Acne Studios approaches its Spring Summer 2026 menswear collection as an open study rather than a finished concept. The collection builds on past themes but steps away from perfectionism, favoring spontaneity over precision. This season imagines its central figure in motion, riding a scooter, pulling on clothes without pause, getting dressed with speed rather than calculation.
The clothing pulls from familiar styles but redirects them with humor and light contradiction. Sportswear runs throughout, but it’s recontextualized, used for no sport at all, or paired with tailoring that distorts formality. Vintage references provide the base: garments seem passed through different hands, across decades. Acne Studios leans into the idea of dressing with what’s available, whether stretched, shrunken, oversized, or oddly precise.

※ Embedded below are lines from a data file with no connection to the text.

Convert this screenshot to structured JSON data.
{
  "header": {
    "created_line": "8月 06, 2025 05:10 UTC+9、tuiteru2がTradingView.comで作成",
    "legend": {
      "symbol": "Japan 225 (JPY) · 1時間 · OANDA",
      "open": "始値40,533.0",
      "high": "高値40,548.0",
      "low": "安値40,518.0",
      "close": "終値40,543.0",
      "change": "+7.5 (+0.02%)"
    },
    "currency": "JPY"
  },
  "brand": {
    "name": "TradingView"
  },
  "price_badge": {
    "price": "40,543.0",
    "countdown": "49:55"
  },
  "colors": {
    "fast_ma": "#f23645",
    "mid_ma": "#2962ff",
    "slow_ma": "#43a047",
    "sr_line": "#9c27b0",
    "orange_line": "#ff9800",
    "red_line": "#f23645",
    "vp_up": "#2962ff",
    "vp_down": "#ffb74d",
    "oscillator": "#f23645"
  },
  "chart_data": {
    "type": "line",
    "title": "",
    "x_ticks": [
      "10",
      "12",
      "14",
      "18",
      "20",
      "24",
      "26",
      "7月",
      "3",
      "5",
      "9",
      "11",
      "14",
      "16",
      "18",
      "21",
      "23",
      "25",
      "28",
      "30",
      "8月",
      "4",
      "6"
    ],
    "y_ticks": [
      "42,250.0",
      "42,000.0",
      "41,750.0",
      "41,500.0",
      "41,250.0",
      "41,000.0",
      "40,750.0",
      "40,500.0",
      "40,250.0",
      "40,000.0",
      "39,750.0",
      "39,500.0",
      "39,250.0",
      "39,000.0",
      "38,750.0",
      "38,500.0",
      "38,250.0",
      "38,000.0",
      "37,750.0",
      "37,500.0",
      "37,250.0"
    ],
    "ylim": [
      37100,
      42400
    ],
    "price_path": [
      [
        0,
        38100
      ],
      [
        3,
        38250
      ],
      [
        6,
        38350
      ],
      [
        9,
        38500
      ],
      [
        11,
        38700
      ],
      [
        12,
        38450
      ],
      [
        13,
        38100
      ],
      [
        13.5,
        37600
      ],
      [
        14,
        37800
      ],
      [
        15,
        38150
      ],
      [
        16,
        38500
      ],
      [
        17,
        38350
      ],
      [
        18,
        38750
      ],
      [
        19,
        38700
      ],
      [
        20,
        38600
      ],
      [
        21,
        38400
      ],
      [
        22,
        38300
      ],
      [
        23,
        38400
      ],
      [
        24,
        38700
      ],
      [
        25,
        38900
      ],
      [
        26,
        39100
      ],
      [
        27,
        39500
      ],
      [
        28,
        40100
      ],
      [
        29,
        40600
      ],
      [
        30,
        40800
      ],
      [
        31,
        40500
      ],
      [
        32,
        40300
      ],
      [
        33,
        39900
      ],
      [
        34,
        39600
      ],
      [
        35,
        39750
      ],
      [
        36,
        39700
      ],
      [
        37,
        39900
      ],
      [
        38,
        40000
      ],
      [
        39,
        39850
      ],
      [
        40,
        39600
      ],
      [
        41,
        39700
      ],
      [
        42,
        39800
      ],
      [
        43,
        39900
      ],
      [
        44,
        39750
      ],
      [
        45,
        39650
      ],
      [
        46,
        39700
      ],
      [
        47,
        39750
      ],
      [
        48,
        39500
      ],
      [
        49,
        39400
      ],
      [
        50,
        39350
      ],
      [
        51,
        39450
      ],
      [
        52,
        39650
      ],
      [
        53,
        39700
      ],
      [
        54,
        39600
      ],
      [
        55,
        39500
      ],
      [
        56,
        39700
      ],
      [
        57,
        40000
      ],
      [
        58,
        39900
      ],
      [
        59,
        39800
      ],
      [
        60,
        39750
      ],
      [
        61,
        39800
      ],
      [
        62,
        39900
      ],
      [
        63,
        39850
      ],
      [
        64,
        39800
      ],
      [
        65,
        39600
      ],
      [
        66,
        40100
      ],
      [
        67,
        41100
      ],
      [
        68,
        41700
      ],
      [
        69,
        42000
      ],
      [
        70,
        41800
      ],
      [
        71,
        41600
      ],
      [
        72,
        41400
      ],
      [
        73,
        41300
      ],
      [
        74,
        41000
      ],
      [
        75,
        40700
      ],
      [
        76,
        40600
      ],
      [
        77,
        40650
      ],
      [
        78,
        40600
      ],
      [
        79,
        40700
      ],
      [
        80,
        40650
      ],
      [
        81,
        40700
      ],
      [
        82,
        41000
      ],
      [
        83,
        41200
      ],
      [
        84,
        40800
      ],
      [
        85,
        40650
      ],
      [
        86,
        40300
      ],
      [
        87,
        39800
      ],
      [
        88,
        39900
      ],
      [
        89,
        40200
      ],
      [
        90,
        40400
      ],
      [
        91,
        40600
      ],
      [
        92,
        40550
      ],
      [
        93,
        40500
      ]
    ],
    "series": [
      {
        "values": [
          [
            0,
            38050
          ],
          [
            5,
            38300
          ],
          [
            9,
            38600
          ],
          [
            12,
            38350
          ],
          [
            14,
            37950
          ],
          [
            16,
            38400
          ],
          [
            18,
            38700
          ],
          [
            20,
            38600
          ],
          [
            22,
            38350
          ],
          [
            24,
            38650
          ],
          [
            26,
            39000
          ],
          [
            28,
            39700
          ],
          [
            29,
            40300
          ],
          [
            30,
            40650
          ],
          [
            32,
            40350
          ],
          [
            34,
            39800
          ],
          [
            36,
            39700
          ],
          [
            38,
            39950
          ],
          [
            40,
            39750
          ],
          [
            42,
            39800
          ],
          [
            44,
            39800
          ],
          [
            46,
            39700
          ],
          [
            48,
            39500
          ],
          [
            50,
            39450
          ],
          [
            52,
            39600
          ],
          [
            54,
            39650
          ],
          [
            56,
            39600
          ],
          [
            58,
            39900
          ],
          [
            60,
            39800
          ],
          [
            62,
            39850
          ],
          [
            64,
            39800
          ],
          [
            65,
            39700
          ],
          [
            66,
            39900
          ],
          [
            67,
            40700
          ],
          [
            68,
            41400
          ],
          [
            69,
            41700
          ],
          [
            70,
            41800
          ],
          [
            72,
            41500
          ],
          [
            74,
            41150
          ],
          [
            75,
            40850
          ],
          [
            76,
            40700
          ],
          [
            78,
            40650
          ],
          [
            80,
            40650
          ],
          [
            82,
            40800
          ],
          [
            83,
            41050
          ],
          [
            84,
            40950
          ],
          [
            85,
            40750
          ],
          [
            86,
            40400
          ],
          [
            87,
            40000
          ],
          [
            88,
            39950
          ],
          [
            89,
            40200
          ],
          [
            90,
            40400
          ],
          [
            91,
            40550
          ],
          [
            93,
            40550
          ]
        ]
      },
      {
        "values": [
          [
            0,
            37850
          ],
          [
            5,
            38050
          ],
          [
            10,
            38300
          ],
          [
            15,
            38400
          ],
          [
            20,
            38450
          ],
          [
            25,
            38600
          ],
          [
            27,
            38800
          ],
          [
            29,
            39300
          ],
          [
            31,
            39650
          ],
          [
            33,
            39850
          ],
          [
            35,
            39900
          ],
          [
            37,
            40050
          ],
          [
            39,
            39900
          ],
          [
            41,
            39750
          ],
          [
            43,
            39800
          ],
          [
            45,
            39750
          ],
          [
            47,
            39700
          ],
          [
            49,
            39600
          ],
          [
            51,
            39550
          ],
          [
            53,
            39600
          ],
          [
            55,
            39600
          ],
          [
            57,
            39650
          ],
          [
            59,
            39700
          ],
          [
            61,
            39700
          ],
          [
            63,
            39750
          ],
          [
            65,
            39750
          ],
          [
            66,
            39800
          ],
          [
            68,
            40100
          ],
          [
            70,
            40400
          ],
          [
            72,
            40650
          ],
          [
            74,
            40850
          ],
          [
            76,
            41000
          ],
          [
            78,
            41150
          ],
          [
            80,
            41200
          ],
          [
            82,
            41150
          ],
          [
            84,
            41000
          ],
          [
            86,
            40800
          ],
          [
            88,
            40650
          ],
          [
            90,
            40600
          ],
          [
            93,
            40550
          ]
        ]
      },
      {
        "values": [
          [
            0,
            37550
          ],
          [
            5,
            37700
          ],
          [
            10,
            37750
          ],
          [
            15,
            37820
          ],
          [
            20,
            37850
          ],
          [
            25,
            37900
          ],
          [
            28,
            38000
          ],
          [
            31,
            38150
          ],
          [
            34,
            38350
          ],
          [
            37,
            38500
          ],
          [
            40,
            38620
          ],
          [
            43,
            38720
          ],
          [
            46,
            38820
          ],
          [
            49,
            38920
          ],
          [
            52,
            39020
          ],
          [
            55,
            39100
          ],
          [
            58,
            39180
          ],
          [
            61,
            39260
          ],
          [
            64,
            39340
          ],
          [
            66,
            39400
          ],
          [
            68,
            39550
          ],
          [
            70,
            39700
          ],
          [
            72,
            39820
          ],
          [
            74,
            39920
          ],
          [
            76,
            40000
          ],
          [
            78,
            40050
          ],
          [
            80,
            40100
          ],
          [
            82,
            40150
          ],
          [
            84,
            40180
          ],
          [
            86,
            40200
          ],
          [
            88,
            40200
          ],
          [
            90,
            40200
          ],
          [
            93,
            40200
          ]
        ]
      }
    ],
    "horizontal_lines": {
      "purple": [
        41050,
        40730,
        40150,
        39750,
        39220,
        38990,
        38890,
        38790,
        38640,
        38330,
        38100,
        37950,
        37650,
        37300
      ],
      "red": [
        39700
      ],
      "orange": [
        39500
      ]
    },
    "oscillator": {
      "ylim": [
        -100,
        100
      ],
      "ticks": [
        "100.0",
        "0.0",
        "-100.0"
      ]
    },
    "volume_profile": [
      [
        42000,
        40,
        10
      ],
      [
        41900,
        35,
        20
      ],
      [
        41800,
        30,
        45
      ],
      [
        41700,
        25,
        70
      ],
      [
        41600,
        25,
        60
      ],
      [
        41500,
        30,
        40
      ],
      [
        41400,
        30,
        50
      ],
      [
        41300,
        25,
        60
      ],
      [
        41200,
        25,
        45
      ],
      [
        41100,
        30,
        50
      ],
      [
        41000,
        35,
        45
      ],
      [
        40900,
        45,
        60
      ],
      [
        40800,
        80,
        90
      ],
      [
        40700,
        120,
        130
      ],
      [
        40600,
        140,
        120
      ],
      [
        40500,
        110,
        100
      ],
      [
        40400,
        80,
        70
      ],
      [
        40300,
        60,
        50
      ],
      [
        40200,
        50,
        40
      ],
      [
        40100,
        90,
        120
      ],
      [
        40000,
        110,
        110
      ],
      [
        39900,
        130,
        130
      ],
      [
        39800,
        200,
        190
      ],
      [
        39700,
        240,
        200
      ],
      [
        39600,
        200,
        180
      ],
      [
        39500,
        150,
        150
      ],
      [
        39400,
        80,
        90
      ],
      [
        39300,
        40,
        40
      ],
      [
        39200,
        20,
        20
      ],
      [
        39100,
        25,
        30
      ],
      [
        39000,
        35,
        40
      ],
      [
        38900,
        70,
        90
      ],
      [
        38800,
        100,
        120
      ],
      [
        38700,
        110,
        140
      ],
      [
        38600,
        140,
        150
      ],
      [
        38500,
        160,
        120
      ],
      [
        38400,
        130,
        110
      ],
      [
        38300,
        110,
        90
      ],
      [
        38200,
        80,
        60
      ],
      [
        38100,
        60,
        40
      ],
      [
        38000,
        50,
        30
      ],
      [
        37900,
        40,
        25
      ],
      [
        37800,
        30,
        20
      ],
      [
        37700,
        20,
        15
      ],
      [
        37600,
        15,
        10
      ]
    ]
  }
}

Silhouettes swing between extremes. Some pieces stretch toward elongation, others shrink into cropped shapes. Trousers carry the weight of joggers. Shorts cut off just above the necessary length. A boot-cut pant pulls influence from earlier decades, while the slim ‘1979’ jeans and updated straight-leg ‘2010’ models bring in nods to archival denim.
Texture and finish evolve with material. Leather sets present a clean kind of polish, while latex-coated denim adds a synthetic sheen and a stretch meant to contour the body. Jackets, the biker and bomber, alternate between crisp minimalism and graphic exaggeration. Print treatments vary: Japanese-inspired motifs meet trompe l’oeil techniques, revealing unexpected layers like retro florals beneath torn denim illusions.

The palette ranges from sun-faded tones to more vivid choices. Browns and beiges suggest a nod to traditional menswear, while shades like electric blue, soft yellow, and Acne Studios’ signature pink push things further. Fabrics move across categories, checked wools, silk knits, and classic plaids appear beside smooth leather and latex.
Accessories reinforce this collage-like energy. Aviator sunglasses reference 1970s frames, while logo caps introduce a rough-edged DIY feel. Footwear covers contrast in material and intent. Cowboy boots return as a now-regular fixture. Soft loafers take cues from driving shoes. Sandals made from cut and buckled leather strips suggest structure without stiffness. The Camero bag appears in new textures, scales, and constructions, adding variation to a known form.

Acne Studios creative director Jonny Johansson sees this season’s wardrobe as a way to keep questioning menswear’s inherited rules. “We keep exploring and rebuilding the emblematic codes of the menswear wardrobe,” he says. “This time, it’s with a geeky, quietly confident attitude that beats perfection by far.”